FASTA is the most portable format for passing alignments to other tools. PHYLIP is required by many phylogenetics programs (e.g. RAxML). Stockholm is used by HMMER and Pfam for profile HMM construction.

MSF / SELEX / Vienna

MSF (GCG format) is accepted by older analysis pipelines. SELEX is used by some HMM tools. Vienna format is specific to RNA secondary structure alignment workflows.

Security Considerations

Because the app runs an external binary on user-provided input, several layers of protection were added to prevent misuse:

  • No shell expansion β€” clustalo is called via a Python list argument to subprocess.run(), never through a shell string, making shell injection impossible.
  • Extra-options blocklist β€” user-supplied CLI flags are parsed with shlex.split() and rejected if they contain shell metacharacters (; | & ` $ < >).
  • Download path validation β€” the /download/<filename> route validates the filename against a strict regex before constructing any file path, preventing directory traversal attacks.
  • Upload size cap β€” Flask's MAX_CONTENT_LENGTH is set to 16 MB. Input files are deleted immediately after the subprocess exits.

What I Learned

This project forced me to think about the full lifecycle of a bioinformatics tool β€” not just the science, but the engineering around it.
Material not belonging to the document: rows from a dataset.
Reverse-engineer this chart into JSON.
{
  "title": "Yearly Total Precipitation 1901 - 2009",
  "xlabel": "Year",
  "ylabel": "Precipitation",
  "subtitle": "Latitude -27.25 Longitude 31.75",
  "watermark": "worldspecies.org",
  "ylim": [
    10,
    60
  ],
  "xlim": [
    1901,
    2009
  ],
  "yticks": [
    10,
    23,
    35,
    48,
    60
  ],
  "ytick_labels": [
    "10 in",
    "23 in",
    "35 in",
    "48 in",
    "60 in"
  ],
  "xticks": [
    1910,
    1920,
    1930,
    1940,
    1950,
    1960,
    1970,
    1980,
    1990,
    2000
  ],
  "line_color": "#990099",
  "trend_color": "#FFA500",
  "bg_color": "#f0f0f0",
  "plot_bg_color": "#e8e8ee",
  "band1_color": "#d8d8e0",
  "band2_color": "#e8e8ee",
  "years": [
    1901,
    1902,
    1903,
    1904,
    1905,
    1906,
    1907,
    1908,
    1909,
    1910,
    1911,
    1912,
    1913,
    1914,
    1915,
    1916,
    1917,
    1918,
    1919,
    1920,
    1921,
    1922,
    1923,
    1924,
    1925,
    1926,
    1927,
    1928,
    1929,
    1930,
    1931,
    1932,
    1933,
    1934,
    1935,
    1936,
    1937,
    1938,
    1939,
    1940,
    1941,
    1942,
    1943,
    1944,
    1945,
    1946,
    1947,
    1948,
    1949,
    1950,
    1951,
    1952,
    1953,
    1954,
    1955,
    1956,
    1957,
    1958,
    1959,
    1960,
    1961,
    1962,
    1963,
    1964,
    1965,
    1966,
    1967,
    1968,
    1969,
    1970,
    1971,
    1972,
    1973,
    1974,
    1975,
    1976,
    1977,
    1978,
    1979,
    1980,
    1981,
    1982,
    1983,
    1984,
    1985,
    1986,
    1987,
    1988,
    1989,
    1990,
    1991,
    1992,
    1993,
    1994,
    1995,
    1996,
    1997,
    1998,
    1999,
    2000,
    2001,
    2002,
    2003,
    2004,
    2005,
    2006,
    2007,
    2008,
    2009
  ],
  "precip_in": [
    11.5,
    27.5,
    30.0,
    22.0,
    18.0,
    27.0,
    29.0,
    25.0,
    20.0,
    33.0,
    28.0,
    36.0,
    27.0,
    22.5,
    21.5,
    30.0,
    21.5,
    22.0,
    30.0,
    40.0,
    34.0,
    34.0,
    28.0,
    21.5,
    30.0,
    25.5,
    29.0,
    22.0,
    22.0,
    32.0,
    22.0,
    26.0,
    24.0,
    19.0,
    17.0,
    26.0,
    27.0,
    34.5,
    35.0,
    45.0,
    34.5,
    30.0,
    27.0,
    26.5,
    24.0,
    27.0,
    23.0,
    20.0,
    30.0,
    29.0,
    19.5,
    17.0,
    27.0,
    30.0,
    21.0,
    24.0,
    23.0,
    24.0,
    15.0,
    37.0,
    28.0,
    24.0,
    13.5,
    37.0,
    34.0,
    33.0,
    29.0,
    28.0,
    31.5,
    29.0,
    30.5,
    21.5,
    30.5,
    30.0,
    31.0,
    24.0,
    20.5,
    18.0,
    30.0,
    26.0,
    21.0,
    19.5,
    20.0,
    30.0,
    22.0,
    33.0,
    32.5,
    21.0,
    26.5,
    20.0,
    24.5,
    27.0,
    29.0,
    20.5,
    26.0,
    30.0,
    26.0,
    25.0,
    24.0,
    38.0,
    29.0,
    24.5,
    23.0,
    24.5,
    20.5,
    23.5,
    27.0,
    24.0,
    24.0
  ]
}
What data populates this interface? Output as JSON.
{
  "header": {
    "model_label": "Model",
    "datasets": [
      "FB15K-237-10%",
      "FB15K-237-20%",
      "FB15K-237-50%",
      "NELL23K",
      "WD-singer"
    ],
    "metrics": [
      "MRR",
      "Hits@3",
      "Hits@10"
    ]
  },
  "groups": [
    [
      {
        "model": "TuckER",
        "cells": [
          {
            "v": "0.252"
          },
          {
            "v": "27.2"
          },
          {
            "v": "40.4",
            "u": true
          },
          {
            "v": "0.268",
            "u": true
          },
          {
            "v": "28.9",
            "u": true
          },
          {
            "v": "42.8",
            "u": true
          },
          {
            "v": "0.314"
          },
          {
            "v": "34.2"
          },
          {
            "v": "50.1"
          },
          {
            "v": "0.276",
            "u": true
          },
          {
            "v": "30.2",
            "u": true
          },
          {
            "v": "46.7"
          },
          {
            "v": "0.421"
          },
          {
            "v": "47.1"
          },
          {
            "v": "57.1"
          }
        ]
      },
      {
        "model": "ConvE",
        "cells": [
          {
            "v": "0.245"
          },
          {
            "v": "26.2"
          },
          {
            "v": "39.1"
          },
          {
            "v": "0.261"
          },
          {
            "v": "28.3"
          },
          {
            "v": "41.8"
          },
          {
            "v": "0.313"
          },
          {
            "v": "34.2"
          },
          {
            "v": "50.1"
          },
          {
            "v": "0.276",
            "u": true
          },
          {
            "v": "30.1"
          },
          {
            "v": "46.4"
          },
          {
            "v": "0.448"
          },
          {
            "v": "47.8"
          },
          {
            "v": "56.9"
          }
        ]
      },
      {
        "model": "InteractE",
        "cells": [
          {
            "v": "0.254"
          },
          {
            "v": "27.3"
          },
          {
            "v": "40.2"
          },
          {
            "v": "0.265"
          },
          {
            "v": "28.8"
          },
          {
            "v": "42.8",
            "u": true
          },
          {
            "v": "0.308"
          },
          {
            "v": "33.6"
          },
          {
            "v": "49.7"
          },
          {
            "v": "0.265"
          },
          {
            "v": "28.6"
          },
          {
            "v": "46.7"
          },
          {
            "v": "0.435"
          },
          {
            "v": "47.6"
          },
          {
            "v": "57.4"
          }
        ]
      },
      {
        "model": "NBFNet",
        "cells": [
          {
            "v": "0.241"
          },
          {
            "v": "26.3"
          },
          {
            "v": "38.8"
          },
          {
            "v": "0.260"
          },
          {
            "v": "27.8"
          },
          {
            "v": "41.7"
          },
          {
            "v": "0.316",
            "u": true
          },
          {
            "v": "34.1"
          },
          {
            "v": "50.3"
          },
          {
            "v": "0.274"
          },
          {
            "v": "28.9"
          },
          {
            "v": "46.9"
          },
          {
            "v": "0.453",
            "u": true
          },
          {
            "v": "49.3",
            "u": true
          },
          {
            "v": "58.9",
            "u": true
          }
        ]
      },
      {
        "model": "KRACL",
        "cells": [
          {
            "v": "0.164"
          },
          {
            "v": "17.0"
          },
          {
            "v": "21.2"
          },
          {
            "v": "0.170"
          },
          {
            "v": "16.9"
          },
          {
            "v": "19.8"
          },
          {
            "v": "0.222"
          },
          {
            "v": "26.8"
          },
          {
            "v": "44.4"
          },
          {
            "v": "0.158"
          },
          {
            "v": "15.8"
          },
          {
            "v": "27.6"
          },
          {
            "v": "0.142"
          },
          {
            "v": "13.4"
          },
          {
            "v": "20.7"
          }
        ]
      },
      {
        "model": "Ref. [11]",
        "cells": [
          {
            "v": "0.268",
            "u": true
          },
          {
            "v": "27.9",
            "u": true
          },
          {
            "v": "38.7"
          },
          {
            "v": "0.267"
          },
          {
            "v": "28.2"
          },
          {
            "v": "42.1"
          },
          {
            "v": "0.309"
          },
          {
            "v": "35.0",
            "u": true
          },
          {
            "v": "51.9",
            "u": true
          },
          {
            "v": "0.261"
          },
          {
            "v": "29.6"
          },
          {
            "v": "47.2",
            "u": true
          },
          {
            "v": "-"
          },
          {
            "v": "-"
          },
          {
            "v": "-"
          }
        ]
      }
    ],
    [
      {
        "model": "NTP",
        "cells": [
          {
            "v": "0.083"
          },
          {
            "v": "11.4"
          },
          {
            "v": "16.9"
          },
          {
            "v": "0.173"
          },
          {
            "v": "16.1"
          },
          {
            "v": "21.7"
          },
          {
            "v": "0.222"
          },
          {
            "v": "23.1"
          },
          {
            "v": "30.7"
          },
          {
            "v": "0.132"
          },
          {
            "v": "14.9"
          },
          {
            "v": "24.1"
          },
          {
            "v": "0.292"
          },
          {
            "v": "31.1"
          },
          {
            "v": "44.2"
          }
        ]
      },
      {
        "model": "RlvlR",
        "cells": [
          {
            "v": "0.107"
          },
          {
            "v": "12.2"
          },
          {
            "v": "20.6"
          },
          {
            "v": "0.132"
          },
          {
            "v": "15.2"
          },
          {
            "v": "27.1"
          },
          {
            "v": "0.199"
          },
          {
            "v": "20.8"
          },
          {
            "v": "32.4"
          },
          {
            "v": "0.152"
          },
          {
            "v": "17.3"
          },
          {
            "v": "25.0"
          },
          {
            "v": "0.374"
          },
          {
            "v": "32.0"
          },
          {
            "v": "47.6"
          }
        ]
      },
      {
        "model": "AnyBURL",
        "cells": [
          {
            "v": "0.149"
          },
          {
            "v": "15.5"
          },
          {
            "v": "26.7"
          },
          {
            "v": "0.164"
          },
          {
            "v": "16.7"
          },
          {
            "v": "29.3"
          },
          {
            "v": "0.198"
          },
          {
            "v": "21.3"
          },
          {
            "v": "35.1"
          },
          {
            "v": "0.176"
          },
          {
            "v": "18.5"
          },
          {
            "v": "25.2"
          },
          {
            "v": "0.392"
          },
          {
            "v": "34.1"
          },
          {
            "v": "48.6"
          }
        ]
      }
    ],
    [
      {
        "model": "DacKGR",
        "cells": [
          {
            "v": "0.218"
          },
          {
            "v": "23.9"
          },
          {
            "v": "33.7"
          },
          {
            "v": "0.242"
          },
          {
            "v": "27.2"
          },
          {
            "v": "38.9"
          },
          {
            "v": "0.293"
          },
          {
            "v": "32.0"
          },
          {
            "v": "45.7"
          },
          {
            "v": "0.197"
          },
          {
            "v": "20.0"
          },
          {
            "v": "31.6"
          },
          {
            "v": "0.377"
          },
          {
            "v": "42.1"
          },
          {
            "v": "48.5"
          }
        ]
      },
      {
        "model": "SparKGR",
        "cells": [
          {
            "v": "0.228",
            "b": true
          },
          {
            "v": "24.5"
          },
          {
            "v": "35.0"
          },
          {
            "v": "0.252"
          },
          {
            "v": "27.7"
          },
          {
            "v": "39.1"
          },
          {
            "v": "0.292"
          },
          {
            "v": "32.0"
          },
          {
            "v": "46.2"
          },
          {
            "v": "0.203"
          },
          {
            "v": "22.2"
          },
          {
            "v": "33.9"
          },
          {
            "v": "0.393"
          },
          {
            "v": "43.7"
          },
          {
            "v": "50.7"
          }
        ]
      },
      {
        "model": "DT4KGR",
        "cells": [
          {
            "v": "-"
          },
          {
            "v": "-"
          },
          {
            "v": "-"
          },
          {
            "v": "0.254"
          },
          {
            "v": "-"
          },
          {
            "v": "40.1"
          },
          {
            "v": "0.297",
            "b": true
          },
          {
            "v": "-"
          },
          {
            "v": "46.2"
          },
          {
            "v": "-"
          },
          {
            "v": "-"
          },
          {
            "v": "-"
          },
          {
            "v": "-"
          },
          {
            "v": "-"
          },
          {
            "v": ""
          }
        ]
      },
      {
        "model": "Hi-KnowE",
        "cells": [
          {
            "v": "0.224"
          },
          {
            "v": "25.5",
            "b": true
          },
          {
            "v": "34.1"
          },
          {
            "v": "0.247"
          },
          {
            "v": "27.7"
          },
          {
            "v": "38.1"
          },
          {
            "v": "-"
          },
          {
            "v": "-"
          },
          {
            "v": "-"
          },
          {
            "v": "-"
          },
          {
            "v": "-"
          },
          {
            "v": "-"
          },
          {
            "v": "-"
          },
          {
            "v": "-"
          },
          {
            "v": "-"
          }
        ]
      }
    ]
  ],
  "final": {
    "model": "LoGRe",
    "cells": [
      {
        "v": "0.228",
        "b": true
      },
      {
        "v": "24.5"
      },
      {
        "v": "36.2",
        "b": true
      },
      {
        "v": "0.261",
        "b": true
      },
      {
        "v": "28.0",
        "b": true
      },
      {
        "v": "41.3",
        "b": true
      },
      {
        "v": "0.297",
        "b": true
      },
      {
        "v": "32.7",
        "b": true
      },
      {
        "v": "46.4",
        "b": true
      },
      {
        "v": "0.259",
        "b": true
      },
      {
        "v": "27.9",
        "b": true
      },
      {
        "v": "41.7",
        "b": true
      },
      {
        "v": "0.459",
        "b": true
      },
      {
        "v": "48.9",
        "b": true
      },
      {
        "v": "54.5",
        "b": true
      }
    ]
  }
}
Wrapping a command-line binary in a web interface is deceptively tricky: you have to handle everything the binary would normally tell the user via interactive prompts or manual flag inspection, and surface it clearly in a UI designed for researchers who may not be comfortable with the terminal.

The most interesting technical challenge was the auto-detection logic. The naive approach (just check if it starts with >) breaks immediately when users paste sequences without headers, or when a PDB ID like 1SBI is ambiguous with a short sequence. Building the detection to be both robust and informative β€” giving users a specific, actionable error rather than "unrecognized format" β€” required careful iteration.

On the deployment side, I learned the practical aspects of running Flask in a production environment using Gunicorn, managing persistent processes on a shared university server, and using GitHub as the deployment pipeline so updates are a single git pull away.